Comme il était prévisible après un premier tour où, s'il avait pour la première fois été mis en ballottage, il avait tout de même frôlé la majorité absolue, Recep Tayyip  Erdogan a été réélu à la présidence de la Turquie, avec 52,14% des voix contre 47,86% pour le candidat d'une improbable coalition d’opposition, Kemal  Kılıçdaroglu. La participation a été massive (84 %), mais un peu moins que lors du premier tour (89 %).  L'avance du président sortant sur son concurrent est telle(elle est du même ordre, que celle qui les séparait au premier tour) que le résultat final semble difficilement contestable, si son chiffrage l'est. Il n'empêche que même si elle a été défaite, en grande partie d'ailleurs par sa propre faute, l'opposition a réussi à rassembler près de la moitié des votes : c'est considérable, dans un pays où les media publics sont sous la botte du camp présidentiel et où la répression s'abat depuis des années sur le principal part de gauche, le HDP,  à base kurde. «En dépit de toutes les pressions, la volonté du peuple d’en finir avec l’autoritarisme s’est manifestée par cette élection», a déclaré Kemal  Kılıçdaroglu, qui a promis : «Nous continuerons à lutter jusqu’à ce que la démocratie soit rétablie. Notre marche continue». On ne peut que le souhaiter pour la Turquie. Mais on ne peut aussi que souhaiter que l'opposition démocratique, laïque, républicaine, non nationaliste, ne commette plus l'erreur commise ce printemps : caresser l'extrême-droite dans le sens du poil nationaliste et xénophobe. Cette surenchère rhétorique, et démagogique, n'a pas eu l'effet escompté. Et peut-être même a-t-elle contribué à priver l'opposition d'une possible victoire : si elle lui a peut-être  permis de rallier des votes ultranationalistes, elle lui a sans doute coûté des votes de gauche, et des votes kurdes : pourquoi voter pour un  candidat qui surenchérit sur Erdogan ? cinq points de participation en moins entre les deux tours, c'est plus d'électrices et d'électeurs renonçant à voter qu'il en a manqué à Kemal  Kılıçdaroglu pour gagner...

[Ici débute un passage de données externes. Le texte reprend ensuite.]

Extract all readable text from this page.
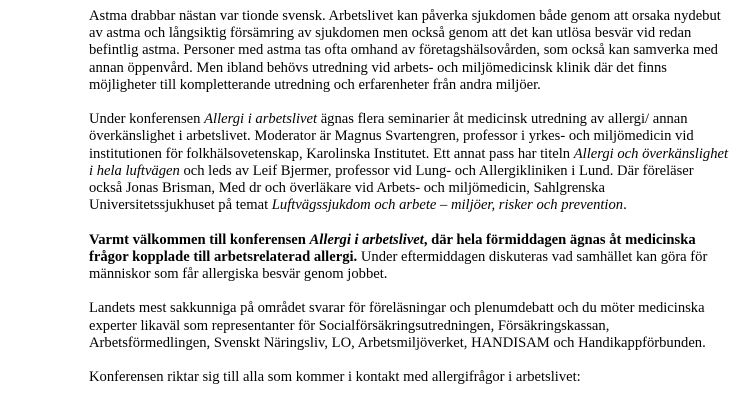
Astma drabbar nästan var tionde svensk. Arbetslivet kan påverka sjukdomen både genom att orsaka nydebut av astma och långsiktig försämring av sjukdomen men också genom att det kan utlösa besvär vid redan befintlig astma. Personer med astma tas ofta omhand av företagshälsovården, som också kan samverka med annan öppenvård. Men ibland behövs utredning vid arbets- och miljömedicinsk klinik där det finns möjligheter till kompletterande utredning och erfarenheter från andra miljöer.

Under konferensen Allergi i arbetslivet ägnas flera seminarier åt medicinsk utredning av allergi/ annan överkänslighet i arbetslivet. Moderator är Magnus Svartengren, professor i yrkes- och miljömedicin vid institutionen för folkhälsovetenskap, Karolinska Institutet. Ett annat pass har titeln Allergi och överkänslighet i hela luftvägen och leds av Leif Bjermer, professor vid Lung- och Allergikliniken i Lund. Där föreläser också Jonas Brisman, Med dr och överläkare vid Arbets- och miljömedicin, Sahlgrenska Universitetssjukhuset på temat Luftvägssjukdom och arbete – miljöer, risker och prevention.

Varmt välkommen till konferensen Allergi i arbetslivet, där hela förmiddagen ägnas åt medicinska frågor kopplade till arbetsrelaterad allergi. Under eftermiddagen diskuteras vad samhället kan göra för människor som får allergiska besvär genom jobbet.

Landets mest sakkunniga på området svarar för föreläsningar och plenumdebatt och du möter medicinska experter likaväl som representanter för Socialförsäkringsutredningen, Försäkringskassan, Arbetsförmedlingen, Svenskt Näringsliv, LO, Arbetsmiljöverket, HANDISAM och Handikappförbunden.

Konferensen riktar sig till alla som kommer i kontakt med allergifrågor i arbetslivet:
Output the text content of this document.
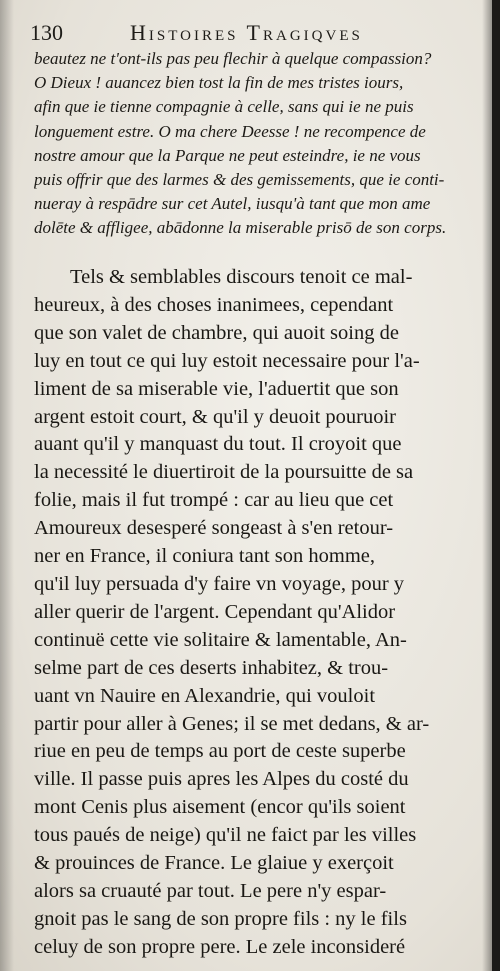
130	Histoires Tragiqves
beautez ne t'ont-ils pas peu flechir à quelque compassion?
O Dieux ! auancez bien tost la fin de mes tristes iours,
afin que ie tienne compagnie à celle, sans qui ie ne puis
longuement estre. O ma chere Deesse ! ne recompence de
nostre amour que la Parque ne peut esteindre, ie ne vous
puis offrir que des larmes & des gemissements, que ie conti-
nueray à respādre sur cet Autel, iusqu'à tant que mon ame
dolēte & affligee, abādonne la miserable prisō de son corps.
Tels & semblables discours tenoit ce mal-
heureux, à des choses inanimees, cependant
que son valet de chambre, qui auoit soing de
luy en tout ce qui luy estoit necessaire pour l'a-
liment de sa miserable vie, l'aduertit que son
argent estoit court, & qu'il y deuoit pouruoir
auant qu'il y manquast du tout. Il croyoit que
la necessité le diuertiroit de la poursuitte de sa
folie, mais il fut trompé : car au lieu que cet
Amoureux desesperé songeast à s'en retour-
ner en France, il coniura tant son homme,
qu'il luy persuada d'y faire vn voyage, pour y
aller querir de l'argent. Cependant qu'Alidor
continuë cette vie solitaire & lamentable, An-
selme part de ces deserts inhabitez, & trou-
uant vn Nauire en Alexandrie, qui vouloit
partir pour aller à Genes; il se met dedans, & ar-
riue en peu de temps au port de ceste superbe
ville. Il passe puis apres les Alpes du costé du
mont Cenis plus aisement (encor qu'ils soient
tous paués de neige) qu'il ne faict par les villes
& prouinces de France. Le glaiue y exerçoit
alors sa cruauté par tout. Le pere n'y espar-
gnoit pas le sang de son propre fils : ny le fils
celuy de son propre pere. Le zele inconsideré
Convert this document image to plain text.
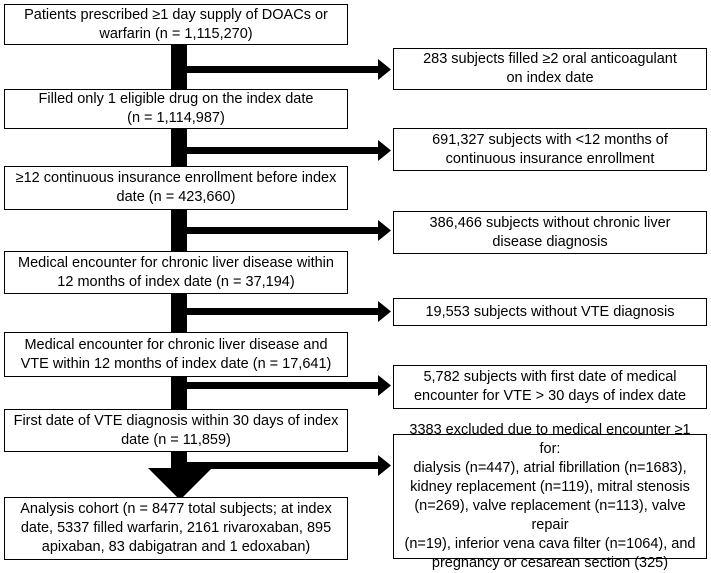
Patients prescribed ≥1 day supply of DOACs or
warfarin (n = 1,115,270)
Filled only 1 eligible drug on the index date
(n = 1,114,987)
≥12 continuous insurance enrollment before index
date (n = 423,660)
Medical encounter for chronic liver disease within
12 months of index date (n = 37,194)
Medical encounter for chronic liver disease and
VTE within 12 months of index date (n = 17,641)
First date of VTE diagnosis within 30 days of index
date (n = 11,859)
Analysis cohort (n = 8477 total subjects; at index
date, 5337 filled warfarin, 2161 rivaroxaban, 895
apixaban, 83 dabigatran and 1 edoxaban)
283 subjects filled ≥2 oral anticoagulant
on index date
691,327 subjects with <12 months of
continuous insurance enrollment
386,466 subjects without chronic liver
disease diagnosis
19,553 subjects without VTE diagnosis
5,782 subjects with first date of medical
encounter for VTE > 30 days of index date
3383 excluded due to medical encounter ≥1 for:
dialysis (n=447), atrial fibrillation (n=1683),
kidney replacement (n=119), mitral stenosis
(n=269), valve replacement (n=113), valve repair
(n=19), inferior vena cava filter (n=1064), and
pregnancy or cesarean section (325)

Deux Turquie face à face. Dont l'une a tous les pouvoirs.

A quoi a tenu la réelection d'Erdogan, malgré la crise économique, la corruption, le séisme ? Sans doute au clientélisme du président et de son parti : les bénéficiaires de ce que pouvoir en place a distribué en subventions, en aides sociales, en logements, en crédits, en emploi, craignaient trop de les perdre pour prendre le risque de faire tomber le Sultan. Nombre d'entre eux ont sans doute voté Erdogan en faisant le même geste que firent en face des électeurs de Kilçdaroglu : se boucher le nez. En outre, le débat électoral a été marqué par une inégalité considérable d'accès aux media: Erdogan et ses soutiens ont bénéficié de soixante fois plus de temps d'antenne radio et télévision que le camp de Kılıçdaroglu. Enfin, les trois millions et demi de Turcs de l'étranger ont (sauf là où ils sont plus souvent qu'ailleurs kurdes, comme en Suède et en Suisse) plus massivement voté pour Erdogan que les Turcs de Turquie. 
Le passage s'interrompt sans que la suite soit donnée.